Я всю прогулку промолчал, буквально — ни разу не открыл рта. Мне Панин из Москвы позвонил, сразу как Б.Б. от него ушел. Был в немыслимом возбуждении, в самозабвении, в восторге, заливался смехом, не давал слово вставить. Только повторив одно и то же во второй, в третий раз, спросил, скорее формально: «Ну, что скажете?», и я подумал: а что бы тебе не помереть годом раньше? Девяноста семи. Но сказал другое: «Обидно дожить до ста, всех приучить, что никаких оснований прекращать жить нет, и все-таки на сто каком-то крякнуть», — и повесил трубку.
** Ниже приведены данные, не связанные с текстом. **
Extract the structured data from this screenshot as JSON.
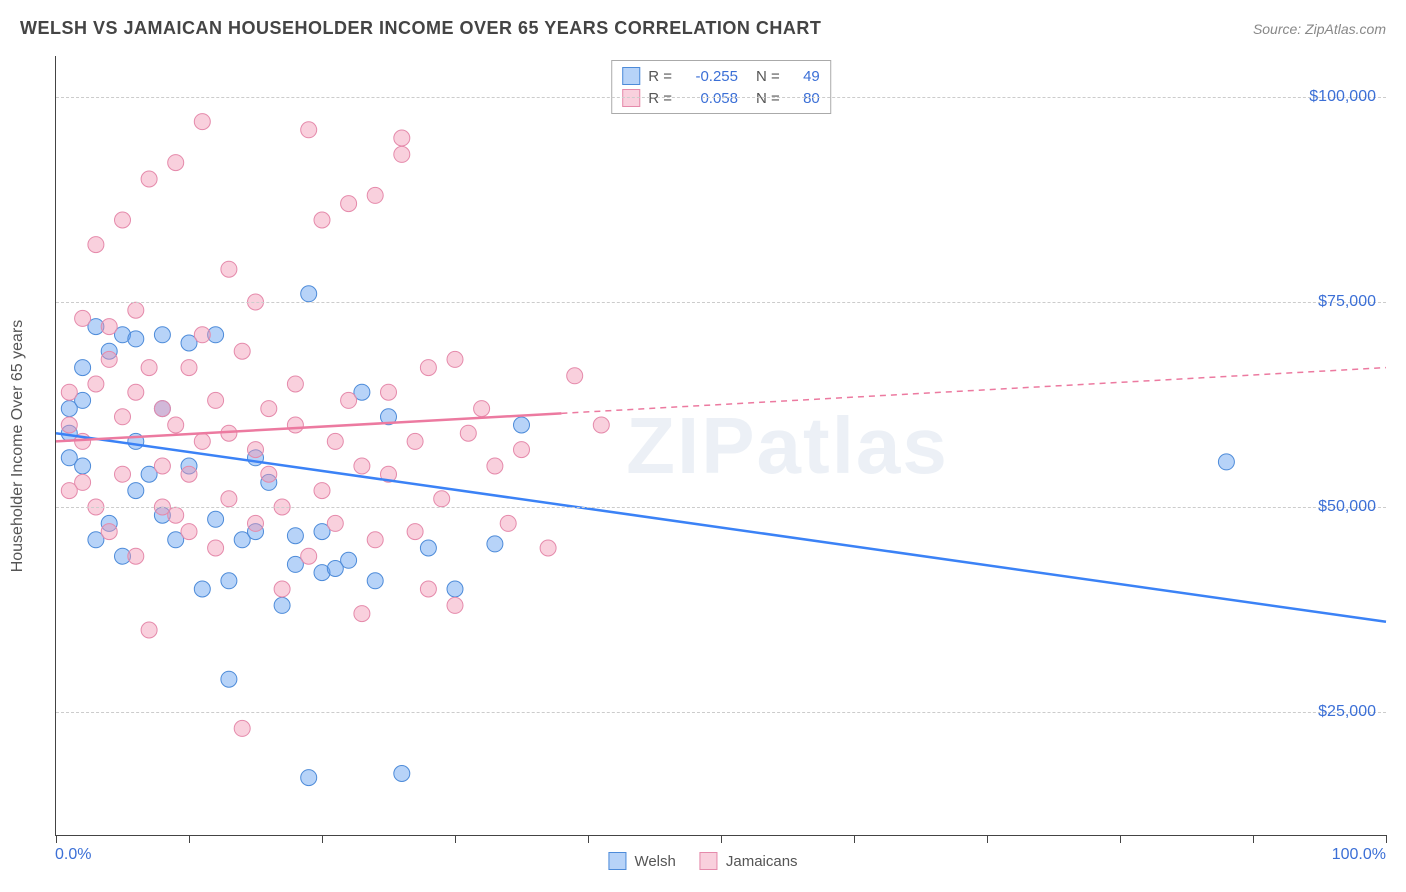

«В русских людях есть деликатность, — говорил еще Б.Б.; он говорил действительно как иностранец. — Это пьяное обязательное, но ведь и трезвое тоже в конце любого разговора “извини, если чем обидел”, “не обижайся, если что не так” — на пустом месте. А этот несет, небось, что-нибудь непотребное про Ираиду кому ни попадя. Вам, например», — и посмотрел на меня. Но я сделал вид, что выглядываю что-то вдали, что-то, возможно, забавное, отчего по моему лицу блуждает отрешенная улыбка. Увы-увы, нес Панин непотребное, нес. Что-то с претензией на житейскую мудрость и стариковски хвастливое: мол, что то, что она внешне так себе, он ценит гораздо выше, чем была бы красотка, потому что главное должны быть «блины грудей» из толстовского «Отца Сергия» про которые Горький вспоминает. Хотя у Толстого-то, — Панин как будто задохнулся от счастья, — в советском издании никаких блинов и нет.